The IMF projects, for example, that the funding ratio would decline from a current average of 95 percent to 88 percent in the United Kingdom, and from 87 percent to only 77 percent in Switzerland.

A large part of this deterioration will come from the rising value of future obligations, as scheme trustees are compelled to find the money to fund more years of retirement.

However, the IMF also warns that the aging population could hit economic growth, which would further reduce funding ratios by decreasing investment returns. There are several potential reasons for this: a reduction in the proportion of the adult population at work, rather than in retirement, would reduce output per person; moreover, the chapter suggests that workers’ ability to solve problems, learn and work fast, which are all important to productivity and hence to growth, decrease with age.

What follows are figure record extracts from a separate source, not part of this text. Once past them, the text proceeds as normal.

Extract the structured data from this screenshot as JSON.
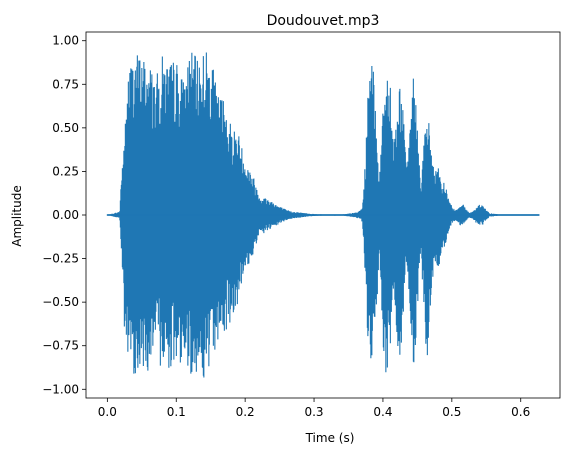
{
  "chart_data": {
    "type": "line",
    "title": "Doudouvet.mp3",
    "xlabel": "Time (s)",
    "ylabel": "Amplitude",
    "xlim": [
      -0.031,
      0.657
    ],
    "ylim": [
      -1.05,
      1.05
    ],
    "grid": false,
    "legend": "none",
    "color": "#1f77b4",
    "x_ticks": [
      0.0,
      0.1,
      0.2,
      0.3,
      0.4,
      0.5,
      0.6
    ],
    "x_tick_labels": [
      "0.0",
      "0.1",
      "0.2",
      "0.3",
      "0.4",
      "0.5",
      "0.6"
    ],
    "y_ticks": [
      1.0,
      0.75,
      0.5,
      0.25,
      0.0,
      -0.25,
      -0.5,
      -0.75,
      -1.0
    ],
    "y_tick_labels": [
      "1.00",
      "0.75",
      "0.50",
      "0.25",
      "0.00",
      "−0.25",
      "−0.50",
      "−0.75",
      "−1.00"
    ],
    "series": [
      {
        "x_start": 0.0,
        "x_end": 0.627,
        "envelope": {
          "t": [
            0.0,
            0.018,
            0.021,
            0.025,
            0.03,
            0.035,
            0.04,
            0.05,
            0.06,
            0.07,
            0.08,
            0.09,
            0.1,
            0.11,
            0.12,
            0.13,
            0.14,
            0.15,
            0.16,
            0.17,
            0.18,
            0.19,
            0.2,
            0.21,
            0.22,
            0.23,
            0.24,
            0.25,
            0.26,
            0.27,
            0.28,
            0.29,
            0.3,
            0.31,
            0.32,
            0.33,
            0.34,
            0.35,
            0.36,
            0.365,
            0.37,
            0.375,
            0.38,
            0.385,
            0.39,
            0.395,
            0.4,
            0.405,
            0.41,
            0.415,
            0.42,
            0.425,
            0.43,
            0.435,
            0.44,
            0.445,
            0.45,
            0.455,
            0.46,
            0.465,
            0.47,
            0.475,
            0.48,
            0.485,
            0.49,
            0.495,
            0.5,
            0.505,
            0.51,
            0.515,
            0.52,
            0.525,
            0.53,
            0.535,
            0.54,
            0.545,
            0.55,
            0.555,
            0.56,
            0.565,
            0.57,
            0.575,
            0.58,
            0.585,
            0.59,
            0.6,
            0.61,
            0.62,
            0.627
          ],
          "max": [
            0.0,
            0.02,
            0.3,
            0.45,
            0.85,
            0.9,
            0.95,
            0.92,
            0.9,
            0.78,
            0.92,
            0.88,
            0.9,
            0.78,
            0.95,
            0.9,
            0.97,
            0.92,
            0.7,
            0.68,
            0.52,
            0.48,
            0.32,
            0.25,
            0.12,
            0.1,
            0.08,
            0.05,
            0.03,
            0.02,
            0.015,
            0.01,
            0.006,
            0.005,
            0.003,
            0.005,
            0.004,
            0.008,
            0.015,
            0.02,
            0.04,
            0.35,
            0.9,
            0.88,
            0.62,
            0.2,
            0.65,
            0.88,
            0.87,
            0.45,
            0.55,
            0.82,
            0.55,
            0.25,
            0.6,
            0.85,
            0.5,
            0.2,
            0.45,
            0.6,
            0.42,
            0.25,
            0.28,
            0.17,
            0.2,
            0.1,
            0.05,
            0.03,
            0.05,
            0.07,
            0.04,
            0.015,
            0.02,
            0.04,
            0.06,
            0.055,
            0.03,
            0.01,
            0.008,
            0.006,
            0.004,
            0.003,
            0.002,
            0.0,
            0.0,
            0.0,
            0.0,
            0.0,
            0.0
          ],
          "min": [
            0.0,
            -0.02,
            -0.3,
            -0.72,
            -0.88,
            -0.9,
            -0.92,
            -0.9,
            -0.9,
            -0.8,
            -0.9,
            -0.88,
            -0.9,
            -0.82,
            -0.92,
            -0.9,
            -0.95,
            -0.92,
            -0.72,
            -0.7,
            -0.6,
            -0.5,
            -0.33,
            -0.25,
            -0.12,
            -0.1,
            -0.08,
            -0.05,
            -0.03,
            -0.02,
            -0.015,
            -0.01,
            -0.006,
            -0.005,
            -0.003,
            -0.005,
            -0.004,
            -0.008,
            -0.015,
            -0.02,
            -0.04,
            -0.4,
            -0.93,
            -0.9,
            -0.66,
            -0.2,
            -0.88,
            -0.93,
            -0.9,
            -0.45,
            -0.68,
            -0.9,
            -0.6,
            -0.25,
            -0.7,
            -0.9,
            -0.55,
            -0.2,
            -0.6,
            -0.93,
            -0.5,
            -0.25,
            -0.35,
            -0.2,
            -0.2,
            -0.1,
            -0.05,
            -0.03,
            -0.05,
            -0.07,
            -0.04,
            -0.015,
            -0.02,
            -0.045,
            -0.06,
            -0.055,
            -0.03,
            -0.01,
            -0.008,
            -0.006,
            -0.004,
            -0.003,
            -0.002,
            0.0,
            0.0,
            0.0,
            0.0,
            0.0,
            0.0
          ]
        }
      }
    ]
  }
}
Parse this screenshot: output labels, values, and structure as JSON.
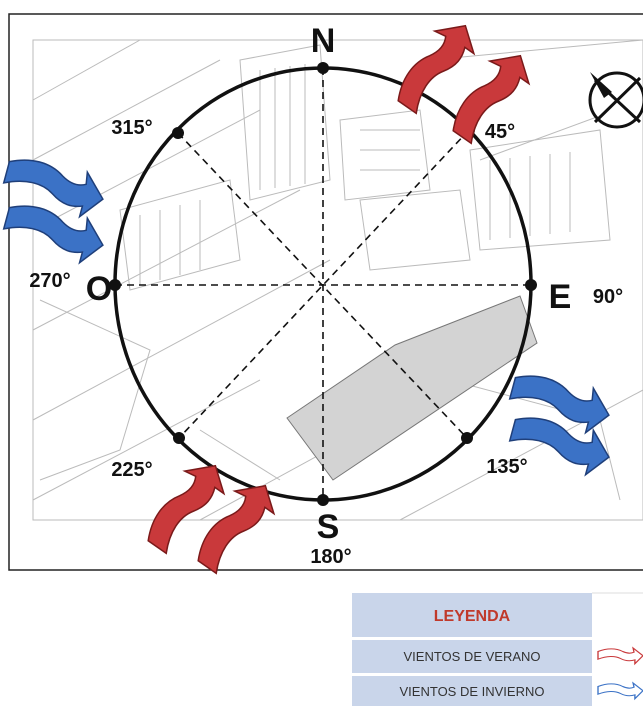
{
  "compass": {
    "north": "N",
    "south": "S",
    "east": "E",
    "west": "O"
  },
  "degrees": [
    "45°",
    "90°",
    "135°",
    "180°",
    "225°",
    "270°",
    "315°"
  ],
  "legend": {
    "title": "LEYENDA",
    "items": [
      "VIENTOS DE VERANO",
      "VIENTOS DE INVIERNO"
    ]
  }
}
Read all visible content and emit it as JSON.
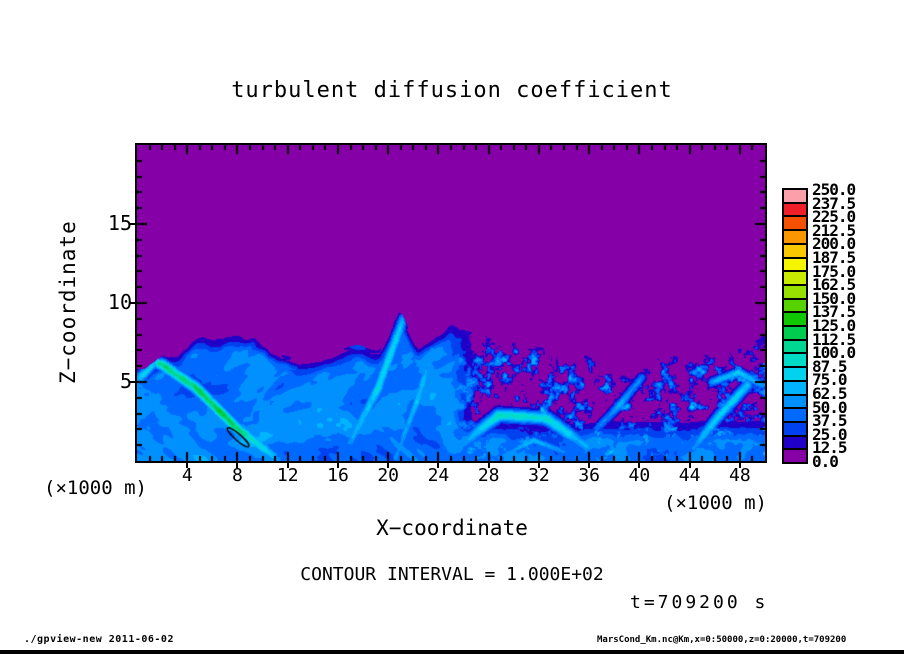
{
  "chart": {
    "title": "turbulent diffusion coefficient",
    "xlabel": "X−coordinate",
    "ylabel": "Z−coordinate",
    "axis_unit": "(×1000 m)",
    "contour_note": "CONTOUR INTERVAL = 1.000E+02",
    "time_label": "t=709200 s"
  },
  "footer": {
    "left": "./gpview-new  2011-06-02",
    "right": "MarsCond_Km.nc@Km,x=0:50000,z=0:20000,t=709200"
  },
  "chart_data": {
    "type": "heatmap",
    "title": "turbulent diffusion coefficient",
    "xlabel": "X−coordinate (×1000 m)",
    "ylabel": "Z−coordinate (×1000 m)",
    "x_range": [
      0,
      50
    ],
    "z_range": [
      0,
      20
    ],
    "x_major_ticks": [
      4,
      8,
      12,
      16,
      20,
      24,
      28,
      32,
      36,
      40,
      44,
      48
    ],
    "x_minor_tick_step": 1,
    "y_major_ticks": [
      5,
      10,
      15
    ],
    "y_minor_tick_step": 1,
    "levels": [
      0.0,
      12.5,
      25.0,
      37.5,
      50.0,
      62.5,
      75.0,
      87.5,
      100.0,
      112.5,
      125.0,
      137.5,
      150.0,
      162.5,
      175.0,
      187.5,
      200.0,
      212.5,
      225.0,
      237.5,
      250.0
    ],
    "colorbar_labels": [
      "0.0",
      "12.5",
      "25.0",
      "37.5",
      "50.0",
      "62.5",
      "75.0",
      "87.5",
      "100.0",
      "112.5",
      "125.0",
      "137.5",
      "150.0",
      "162.5",
      "175.0",
      "187.5",
      "200.0",
      "212.5",
      "225.0",
      "237.5",
      "250.0"
    ],
    "colormap": [
      "#8500a6",
      "#2000c8",
      "#0041f0",
      "#0069ff",
      "#0091ff",
      "#00b4ff",
      "#00d2f0",
      "#00dcc8",
      "#00d791",
      "#00cd50",
      "#0fc800",
      "#55d200",
      "#96e100",
      "#c8eb00",
      "#f5f500",
      "#fac800",
      "#fa9600",
      "#f55000",
      "#f01e28",
      "#fba0aa"
    ],
    "colorbar_position": "right",
    "grid": false,
    "contour_interval": "1.000E+02",
    "time_seconds": 709200,
    "field_summary": "Diffusion coefficient is ~0 (purple, below 12.5) above a wavy boundary-layer top at z≈7–10 (×1000 m); below it turbulent eddies of 12.5–75 (blue–cyan); bright streaks reach 75–115, with one closed 100-level contour loop on the bright diagonal streak near x≈8, z≈1.5; speckled detached eddies over x≈26–50 between z≈3–8."
  }
}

The chapter also warns of potential distortions to the investment market caused by an aging society. For example, the resulting shortage of labor would force firms to increase the use of capital as a substitute. This would reduce the return on capital for pension funds and other investors, and hence their investment returns. Moreover, older people and their pension funds tend to put their money in safer assets, because of the need for a regular income (in the years after retirement), and for assets that are unlikely to fall sharply in value (in the last few years before retirement). The IMF warns that this “reallocation of saving from riskier to safe assets may lead to potential mispricing of risk” — with safer assets overpriced, and riskier assets such as equities underpriced.

Turning to solutions to the longevity risk problem, the organization says private and public pension providers should consider increasing retirement ages and pension premiums, and reducing the generosity of pension payments.

It warns that in countries where the “flexibility” to take such steps “is lacking” — including the U.K. — “plan sponsors are closing down defined benefit plans and switching to defined contribution schemes”.

The IMF also extols the virtues of financial instruments that allow defined benefit pension providers to pass longevity risk to organizations that will benefit from higher-than-expected life expectancy, such as life insurance companies and suppliers of long-term care. Through a longevity swap, for example, the pension scheme’s sponsor makes a regular payment to the counterparty, which in return makes periodic payments based on the difference between actual and expected payments of benefits to retired scheme members.

However, the IMF acknowledges: “The use of capital market–based longevity risk management solutions has been growing, but their use remains small” — with the “notable exception” of the Netherlands and U.K. In the U.K., the value of deals cut by pension funds to transfer their longevity risk rose to £9 billion in 2011.